Second, the role of water and irrigation in degrading soils through soil salinisation has long been recognised.

Mainstream scientists’ approach to addressing this involves civil engineering techniques such as flushing soils and building drains. In contrast, organic farmers recommended studying what types of vegetation were able to thrive on salinised soils and focusing on using them to create incomes.

The dichotomy between the “fix vs. adapt” approaches was interesting to us as we begin to explore how to intervene in salinity-affected agricultural lands in Raichur through the AREST program.

Third, there was a clear difference between how the regenerative/ organic farmers vs. the agricultural scientists described water requirements.

The organic farmers were interested in sustaining soil moisture — therefore a lot of their focus was on mulching and preventing bare soil evaporation. In contrast, the agricultural engineers were focused on irrigation both to compensate for soil moisture deficits and to flush out excessive nutrients. It was not clear to us how much current irrigation practice is primarily to flush soils. Overall, even as soil microbiomes and their role in agricultural productivity in regenerative agriculture are just beginning to be investigated scientifically, the implications for irrigation water use emerges as a major gap in understanding.

Finally, there was agreement that soil organic carbon is a useful (though imperfect) proxy for the state of the soil biota and it is something that IS measured nationwide.

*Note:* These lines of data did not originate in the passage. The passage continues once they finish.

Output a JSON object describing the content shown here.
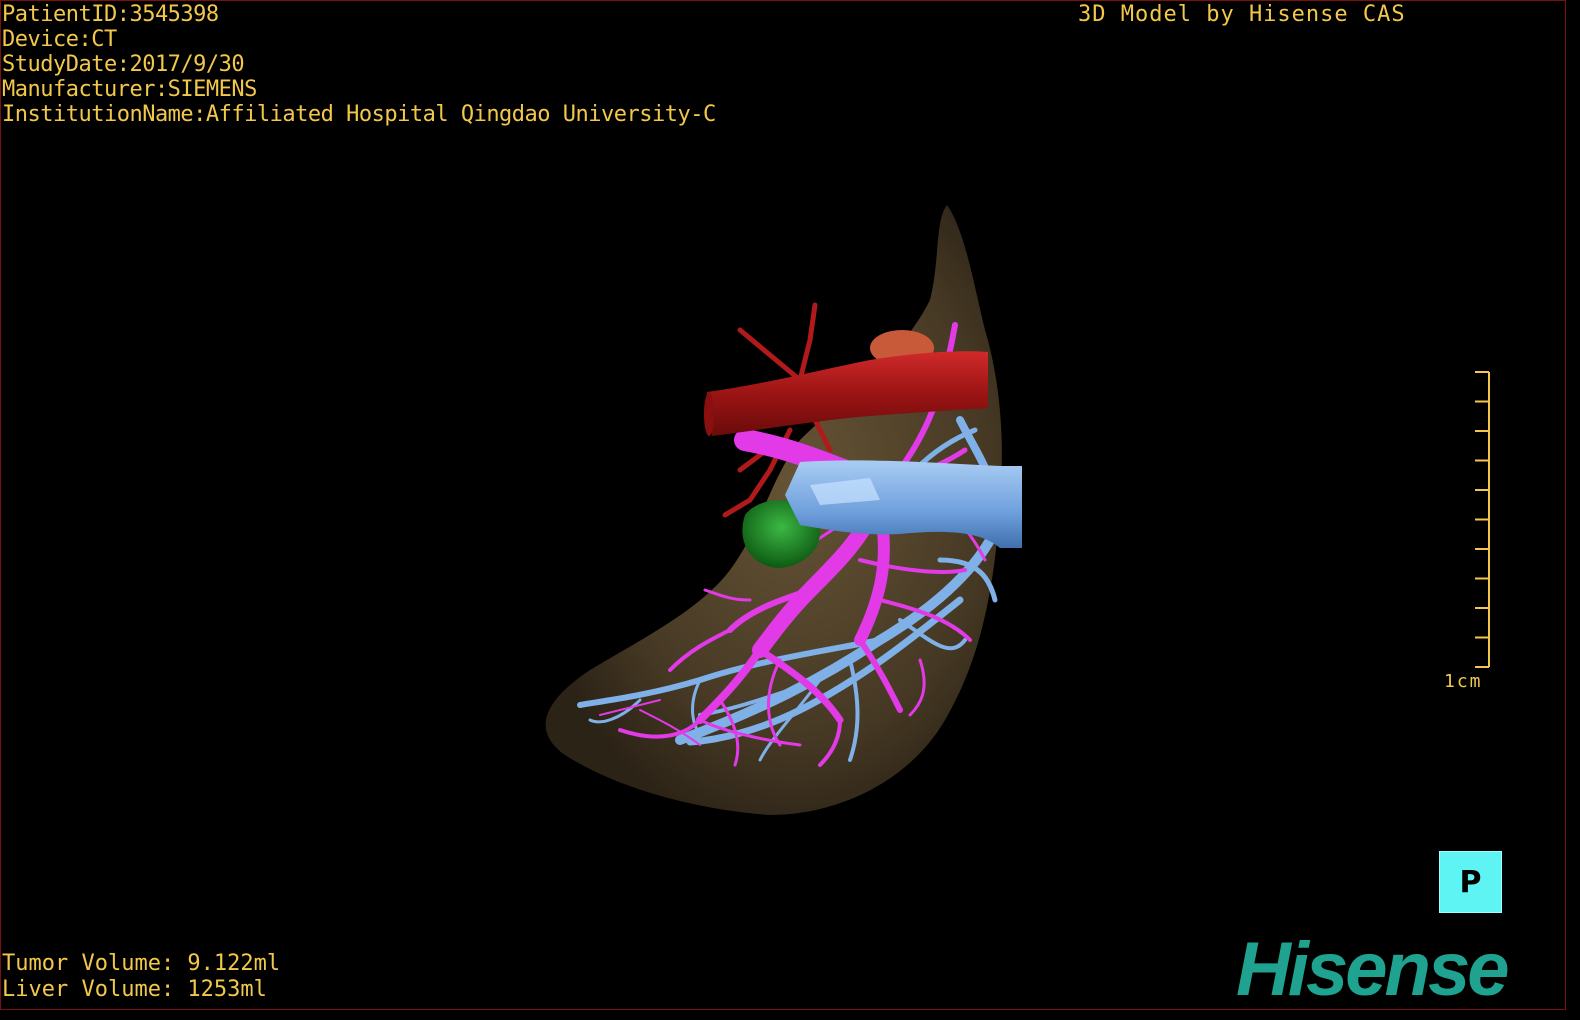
{
  "overlay": {
    "patient_id": "PatientID:3545398",
    "device": "Device:CT",
    "study_date": "StudyDate:2017/9/30",
    "manufacturer": "Manufacturer:SIEMENS",
    "institution": "InstitutionName:Affiliated Hospital Qingdao University-C",
    "credit": "3D Model by Hisense CAS",
    "tumor_volume": "Tumor Volume: 9.122ml",
    "liver_volume": "Liver Volume: 1253ml",
    "scale_label": "1cm",
    "orientation_label": "P",
    "logo_text": "Hisense"
  },
  "colors": {
    "overlay_text": "#f2c84b",
    "liver": "#5a4a30",
    "artery": "#b01a1a",
    "portal_vein": "#e23ae6",
    "hepatic_vein": "#7fb0e8",
    "tumor": "#1d8a22",
    "gallbladder": "#c85a3a",
    "orientation_button": "#5ff4f4",
    "logo": "#1fa28f"
  },
  "icons": {
    "orientation": "posterior-view-cube-icon"
  }
}
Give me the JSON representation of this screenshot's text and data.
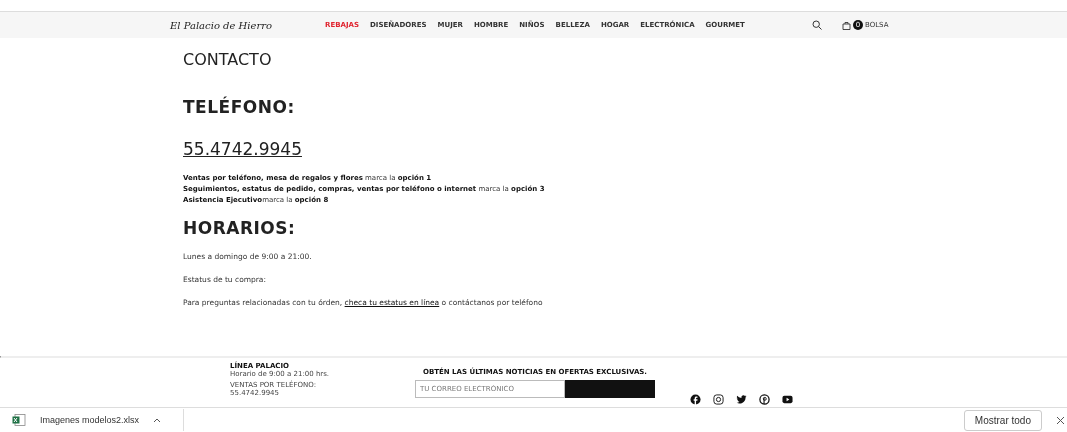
{
  "header": {
    "logo": "El Palacio de Hierro",
    "nav": [
      {
        "label": "REBAJAS",
        "selected": true
      },
      {
        "label": "DISEÑADORES",
        "selected": false
      },
      {
        "label": "MUJER",
        "selected": false
      },
      {
        "label": "HOMBRE",
        "selected": false
      },
      {
        "label": "NIÑOS",
        "selected": false
      },
      {
        "label": "BELLEZA",
        "selected": false
      },
      {
        "label": "HOGAR",
        "selected": false
      },
      {
        "label": "ELECTRÓNICA",
        "selected": false
      },
      {
        "label": "GOURMET",
        "selected": false
      }
    ],
    "bag_count": "0",
    "bag_label": "BOLSA"
  },
  "content": {
    "title": "CONTACTO",
    "phone_heading": "TELÉFONO:",
    "phone": "55.4742.9945",
    "options": [
      "**Ventas por teléfono, mesa de regalos y flores** marca la **opción 1**",
      "**Seguimientos, estatus de pedido, compras, ventas por teléfono o internet** marca la **opción 3**",
      "**Asistencia Ejecutivo**marca la **opción 8**"
    ],
    "hours_heading": "HORARIOS:",
    "hours": "Lunes a domingo de 9:00 a 21:00.",
    "status_label": "Estatus de tu compra:",
    "help": {
      "before": "Para preguntas relacionadas con tu órden, ",
      "link": "checa tu estatus en línea",
      "after": " o contáctanos por teléfono"
    }
  },
  "footer": {
    "line_title": "LÍNEA PALACIO",
    "line_hours": "Horario de 9:00 a 21:00 hrs.",
    "sales_label": "VENTAS POR TELÉFONO:",
    "sales_phone": "55.4742.9945",
    "newsletter": "OBTÉN LAS ÚLTIMAS NOTICIAS EN OFERTAS EXCLUSIVAS.",
    "email_placeholder": "TU CORREO ELECTRÓNICO"
  },
  "downloads": {
    "file": "Imagenes modelos2.xlsx",
    "show_all": "Mostrar todo"
  }
}
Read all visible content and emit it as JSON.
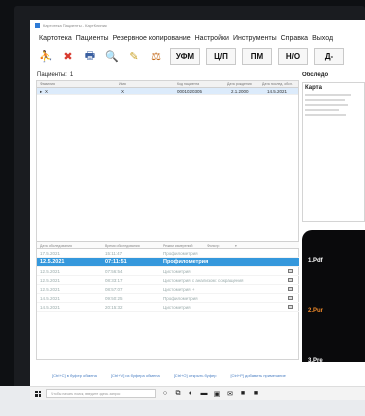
{
  "window": {
    "title": "Картотека Пациенты - КартКлиник"
  },
  "menu": [
    "Картотека",
    "Пациенты",
    "Резервное копирование",
    "Настройки",
    "Инструменты",
    "Справка",
    "Выход"
  ],
  "toolbar": {
    "icons": [
      {
        "name": "add-patient-icon",
        "glyph": "⛹",
        "color": "#2f9a3c"
      },
      {
        "name": "delete-icon",
        "glyph": "✖",
        "color": "#d83a2e"
      },
      {
        "name": "print-icon",
        "glyph": "🖶",
        "color": "#3a5fa0"
      },
      {
        "name": "search-icon",
        "glyph": "🔍",
        "color": "#444444"
      },
      {
        "name": "brush-icon",
        "glyph": "✎",
        "color": "#c9a227"
      },
      {
        "name": "scales-icon",
        "glyph": "⚖",
        "color": "#c46a1a"
      }
    ],
    "buttons": [
      "УФМ",
      "Ц/П",
      "ПМ",
      "Н/О",
      "Д-"
    ]
  },
  "patients": {
    "label": "Пациенты:",
    "count": "1",
    "columns": [
      "Фамилия",
      "Имя",
      "Код пациента",
      "Дата рождения",
      "Дата послед. обсл."
    ],
    "rows": [
      {
        "surname": "X",
        "name": "X",
        "code": "0001020305",
        "birth": "2.1.2000",
        "last": "14.5.2021"
      }
    ]
  },
  "exams": {
    "columns": [
      "Дата обследования",
      "Время обследования",
      "Режим измерений",
      "Фильтр:"
    ],
    "rows": [
      {
        "date": "17.5.2021",
        "time": "15:11:47",
        "mode": "Профилометрия",
        "active": false
      },
      {
        "date": "12.5.2021",
        "time": "07:11:51",
        "mode": "Профилометрия",
        "active": true
      },
      {
        "date": "12.5.2021",
        "time": "07:56:54",
        "mode": "Цистометрия",
        "active": false
      },
      {
        "date": "12.5.2021",
        "time": "08:33:17",
        "mode": "Цистометрия с анализом: сокращения",
        "active": false
      },
      {
        "date": "12.5.2021",
        "time": "08:57:07",
        "mode": "Цистометрия +",
        "active": false
      },
      {
        "date": "14.5.2021",
        "time": "09:50:25",
        "mode": "Профилометрия",
        "active": false
      },
      {
        "date": "14.5.2021",
        "time": "20:15:32",
        "mode": "Цистометрия",
        "active": false
      }
    ]
  },
  "right": {
    "section": "Обследо",
    "card_title": "Карта",
    "video_items": [
      {
        "label": "1.Pdf",
        "color": "#ffffff"
      },
      {
        "label": "2.Pur",
        "color": "#f08a2a"
      },
      {
        "label": "3.Pre",
        "color": "#ffffff"
      }
    ]
  },
  "status": [
    "[Ctrl+C] в буфер обмена",
    "[Ctrl+V] из буфера обмена",
    "[Ctrl+O] открыть буфер",
    "[Ctrl+P] добавить примечание"
  ],
  "taskbar": {
    "search_placeholder": "Чтобы начать поиск, введите здесь запрос",
    "apps": [
      {
        "name": "search-taskbar-icon",
        "glyph": "○"
      },
      {
        "name": "taskview-icon",
        "glyph": "⧉"
      },
      {
        "name": "edge-icon",
        "glyph": "◐"
      },
      {
        "name": "explorer-icon",
        "glyph": "▬"
      },
      {
        "name": "store-icon",
        "glyph": "▣"
      },
      {
        "name": "mail-icon",
        "glyph": "✉"
      },
      {
        "name": "app-icon-1",
        "glyph": "■"
      },
      {
        "name": "app-icon-2",
        "glyph": "■"
      }
    ]
  }
}
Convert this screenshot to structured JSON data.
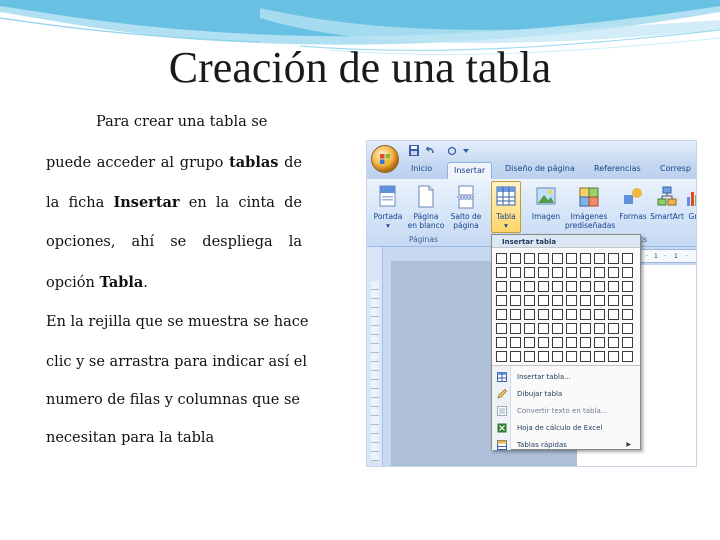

Soil health cards are available at the plot level for the whole country. There is thus a huge opportunity to synthesise and make available the existing data so that it becomes more accessible to researchers and practitioners alike.

Next Steps

The objective of the workshop was to develop a framework for what a farmer-led soil biodiversity atlas might look like — what low-cost techniques are valid, which parameters to prioritise etc. To achieve this, Soil Vasu and others had prepared an initial survey questionnaire. The next step is a follow-up meeting to get a wide range of soil experts to validate it. This meeting is planned to take place in June.